The Barents Sea is the last Norwegian oil province with anticipated future growth. From currently accounting for a mere 5% of total Norwegian oil and gas production, Rystad Energy estimates it could account for around one-third by the mid-2030s.
Several of the largest non-sanctioned fields in Norway are in the Barents Sea, of which the most notably are the three oil discoveries made up of Statoil-operated Johan Castberg, Lundin-operated Alta, and OMV-operated Wisting. The long investment and production horizons of these projects make the consideration of carbon risk highly relevant. Once developed, these fields will produce beyond the 2040s, in a period that might be associated with declining global oil demand and stricter CO2 regulations. Making decisions today to minimize this risk may be worthwhile.
Figure 1 outlines CO2 emissions associated with upstream oil and gas production on the Norwegian continental shelf (NCS).
Sources: Rystad Energy Research and Analysis |
Looking ahead at accumulated emissions over the period 2040-2050, Rystad Energy expects the three Barents Sea discoveries closest to sanctioning – Johan Castberg, Wisting and Alta – to make up about 8% of total NCS emissions. Adding future volumes expected to be discovered and put into production in the Barents Sea within 2040, increases the potential of electrifying the Barents Sea to 25% of total NCS upstream emissions during 2040-2050.
The Barentshub concept
The primary challenge with electrification of fields in the Barents Sea is the vast distances. Rystad Energy addresses this issue with a suggested electrification solution for the three ongoing Barents Sea developments, Johan Castberg, Wisting and Alta, as well as potential future discoveries. The proposed solution envisages a separate host platform, a Barentshub, supplied with DC power from shore.

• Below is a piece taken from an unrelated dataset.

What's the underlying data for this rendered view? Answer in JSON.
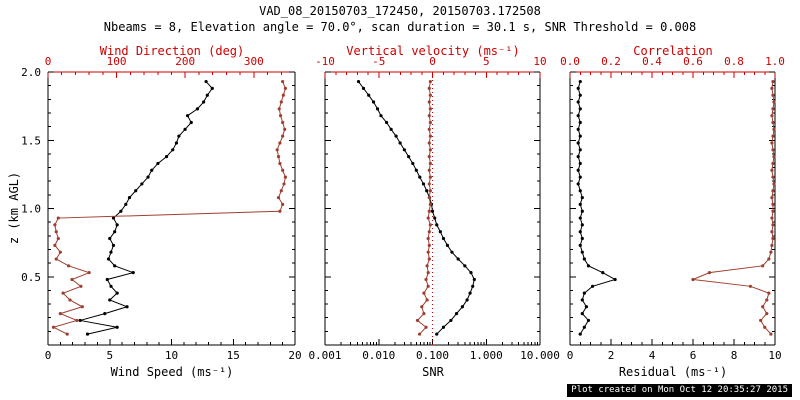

The hub distributes AC power to the three surrounding platforms, none of which will be further away than 100km, a distance viewed as the upper bound for AC power.
The main components making up the exploration and production companies’ power demand is electric power, heating, and gas injection. These can all be served by electrical power from shore in a full electrification scenario estimated to generate an annual average power load of 298 MW/year at peak. The corresponding reductions in CO2 emissions throughout the three fields’ lifetime is estimated to 22 million tonnes.
Figure 2 illustrates the various stakeholders consisting of 1) the exploration and production companies owning and operating the facilities on the three fields, 2) the Hub owner and 3) the grid operator, in this case Statnett. Each stakeholder has its own set of considerations in the proposed setup. The exploration and production companies will be most concerned about operational performance and project economics, while the Hub owner group’s key priorities will be predictability in power demand and hence revenue.
Obstacles and cost impacts
Figure 3 outlines the combined effect on asset valuation for Johan Castberg, Wisting and Alta by switching from gas turbines to full electrification with production startup in 2023, 2025 and 2026 respectively. For the oil companies, the only negative value contribution is power opex, with capex savings, opex savings (excl. power), reduced CO2 tax and government take all contributing in the positive direction. The combined value for the three fields drops by 7% from $2.39 billion (NOK18.6 billion) in the gas turbine case to $2.23 billion (NOK17.3 billion) with electrification. This highlights the limited impairment that electrification actually has on these fields. Albeit expensive, the total implications of electrification on valuation is just a 7% reduction compared no electrification, and the future threat of carbon risk, both in terms of global carbon budgets and carbon taxes, is eliminated.